The Keystone XL pipeline's developer has halted all construction on the project months after its permit was revoked by the Biden administration.
The pipeline was set to carry oil 1,200 miles (1,900km) from the Canadian province of Alberta down to Nebraska.
Environmentalists and Native American groups had fought against the project for more than a decade.
President Donald Trump revived the pipeline in 2017, two years after it was rejected by President Barack Obama.
In a statement on Wednesday, Calgary-based TC Energy said it would work with regional regulators to dismantle their equipment and "ensure a safe termination of and exit from" areas where construction had been planned.
On his first day in office President Joe Biden cancelled a permit to allow the project to cross into the US amid concerns that it would worsen climate change.
Mr Biden's decision came over the objections of US lawmakers, including members of his own party, who said the project would have created energy sector and construction jobs for American workers.
On Wednesday, a group of Republican senators introduced legislation that would force the Biden administration to account for the number of jobs lost due to the project's cancellation.

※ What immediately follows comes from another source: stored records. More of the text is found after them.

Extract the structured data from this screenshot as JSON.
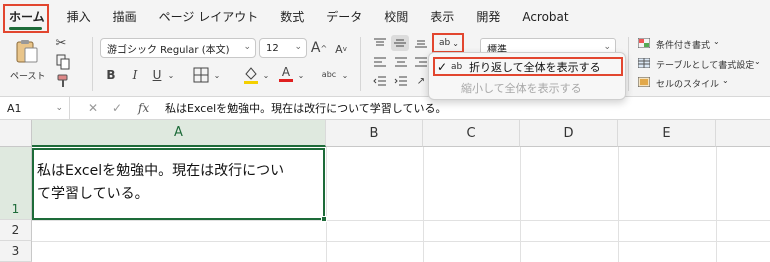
{
  "tabs": [
    "ホーム",
    "挿入",
    "描画",
    "ページ レイアウト",
    "数式",
    "データ",
    "校閲",
    "表示",
    "開発",
    "Acrobat"
  ],
  "ribbon": {
    "paste_label": "ペースト",
    "font_name": "游ゴシック Regular (本文)",
    "font_size": "12",
    "number_format": "標準",
    "styles": {
      "conditional": "条件付き書式",
      "table": "テーブルとして書式設定",
      "cell_style": "セルのスタイル"
    },
    "bold": "B",
    "italic": "I",
    "underline": "U",
    "grow_font": "A",
    "shrink_font": "A",
    "font_color_letter": "A",
    "phonetic": "abc",
    "wrap_icon_text": "ab"
  },
  "wrap_menu": {
    "wrap_text": "折り返して全体を表示する",
    "shrink_to_fit": "縮小して全体を表示する",
    "check": "✓"
  },
  "formula_bar": {
    "name_box": "A1",
    "fx": "fx",
    "content": "私はExcelを勉強中。現在は改行について学習している。"
  },
  "grid": {
    "columns": [
      "A",
      "B",
      "C",
      "D",
      "E"
    ],
    "rows": [
      "1",
      "2",
      "3"
    ],
    "a1_line1": "私はExcelを勉強中。現在は改行につい",
    "a1_line2": "て学習している。"
  },
  "colors": {
    "accent": "#1d6b39",
    "highlight": "#e2462f",
    "font_color_bar": "#e02020",
    "fill_color_bar": "#f4d000"
  }
}
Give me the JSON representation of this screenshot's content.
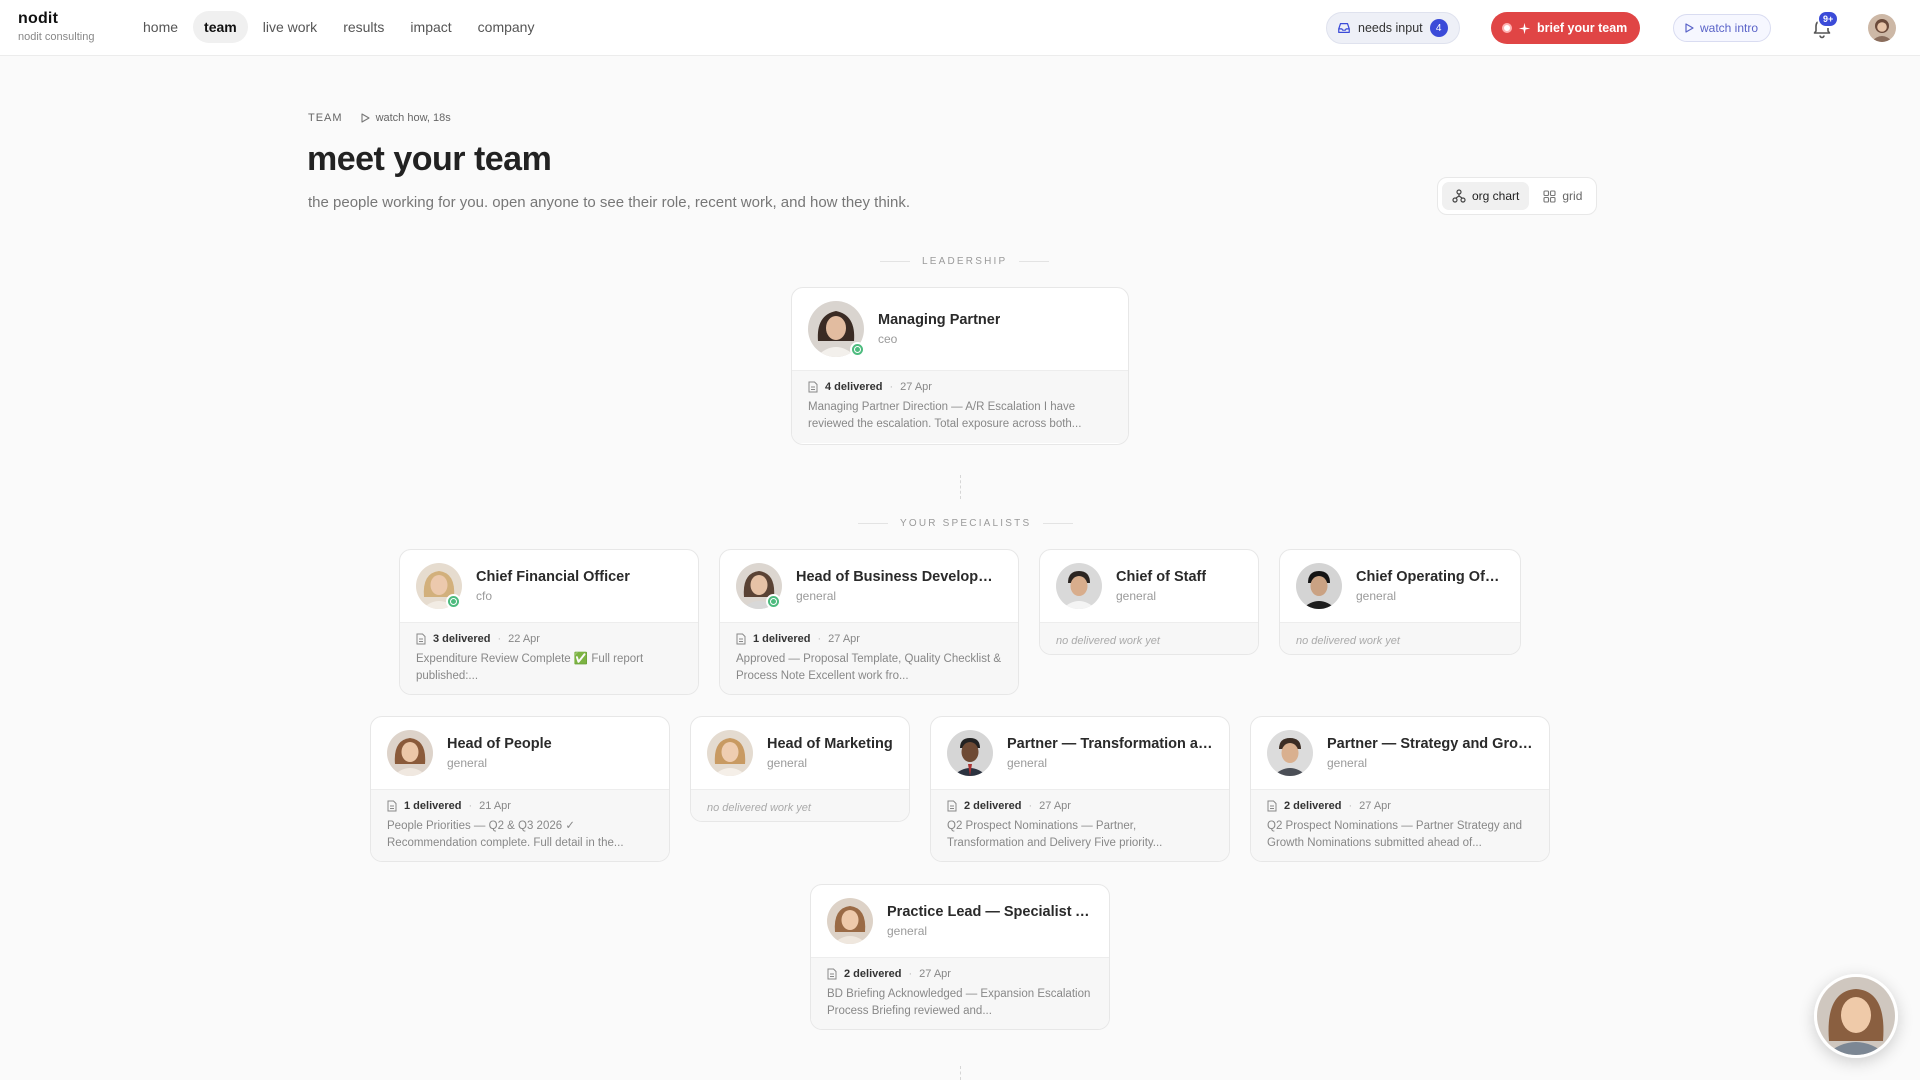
{
  "brand": {
    "name": "nodit",
    "sub": "nodit consulting"
  },
  "nav": [
    {
      "label": "home",
      "active": false
    },
    {
      "label": "team",
      "active": true
    },
    {
      "label": "live work",
      "active": false
    },
    {
      "label": "results",
      "active": false
    },
    {
      "label": "impact",
      "active": false
    },
    {
      "label": "company",
      "active": false
    }
  ],
  "actions": {
    "needs_input_label": "needs input",
    "needs_input_count": "4",
    "brief_label": "brief your team",
    "intro_label": "watch intro",
    "notif_badge": "9+"
  },
  "header": {
    "eyebrow": "TEAM",
    "watch_how": "watch how, 18s",
    "title": "meet your team",
    "subtitle": "the people working for you. open anyone to see their role, recent work, and how they think."
  },
  "view_toggle": {
    "org_chart": "org chart",
    "grid": "grid",
    "selected": "org chart"
  },
  "sections": {
    "leadership": "LEADERSHIP",
    "specialists": "YOUR SPECIALISTS"
  },
  "leader": {
    "title": "Managing Partner",
    "role": "ceo",
    "delivered": "4 delivered",
    "date": "27 Apr",
    "snippet": "Managing Partner Direction — A/R Escalation I have reviewed the escalation. Total exposure across both..."
  },
  "specialists": [
    {
      "title": "Chief Financial Officer",
      "role": "cfo",
      "delivered": "3 delivered",
      "date": "22 Apr",
      "snippet": "Expenditure Review Complete ✅ Full report published:..."
    },
    {
      "title": "Head of Business Development",
      "role": "general",
      "delivered": "1 delivered",
      "date": "27 Apr",
      "snippet": "Approved — Proposal Template, Quality Checklist & Process Note Excellent work fro..."
    },
    {
      "title": "Chief of Staff",
      "role": "general",
      "empty": "no delivered work yet"
    },
    {
      "title": "Chief Operating Officer",
      "role": "general",
      "empty": "no delivered work yet"
    },
    {
      "title": "Head of People",
      "role": "general",
      "delivered": "1 delivered",
      "date": "21 Apr",
      "snippet": "People Priorities — Q2 & Q3 2026 ✓ Recommendation complete. Full detail in the..."
    },
    {
      "title": "Head of Marketing",
      "role": "general",
      "empty": "no delivered work yet"
    },
    {
      "title": "Partner — Transformation and...",
      "role": "general",
      "delivered": "2 delivered",
      "date": "27 Apr",
      "snippet": "Q2 Prospect Nominations — Partner, Transformation and Delivery Five priority..."
    },
    {
      "title": "Partner — Strategy and Growth",
      "role": "general",
      "delivered": "2 delivered",
      "date": "27 Apr",
      "snippet": "Q2 Prospect Nominations — Partner Strategy and Growth Nominations submitted ahead of..."
    },
    {
      "title": "Practice Lead — Specialist Ad...",
      "role": "general",
      "delivered": "2 delivered",
      "date": "27 Apr",
      "snippet": "BD Briefing Acknowledged — Expansion Escalation Process Briefing reviewed and..."
    }
  ],
  "colors": {
    "accent": "#3b4bd8",
    "brief": "#e04545",
    "online": "#4dbb7e"
  }
}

"The Keystone XL pipeline would have strengthened US energy independence while supporting thousands of high-paying jobs in the US and Canada," Idaho Senator and bill sponsor Jim Risch said in a statement.
The group also condemned the Biden administration for waiving sanctions on the Nord Stream 2 project - a Russian pipeline intended to deliver gas to Germany.
The bill, which is not expected to become law, would require the Secretary of Labor to report to Congress the number of jobs estimated to have been lost due to the project's cancellation.
While visiting US troops stationed in the UK during a trip to the G7 conference on Wednesday, Mr Biden said that climate change represents the "greatest threat" to US national security.
"This is not a joke. You know what the Joint Chiefs told us the greatest physical threat facing America was? Global warming," he said.
"There will be significant population movements, fights over land, millions of people leaving places because they're literally sinking below the sea in Indonesia, because of the fights over what is arable land anymore," he added.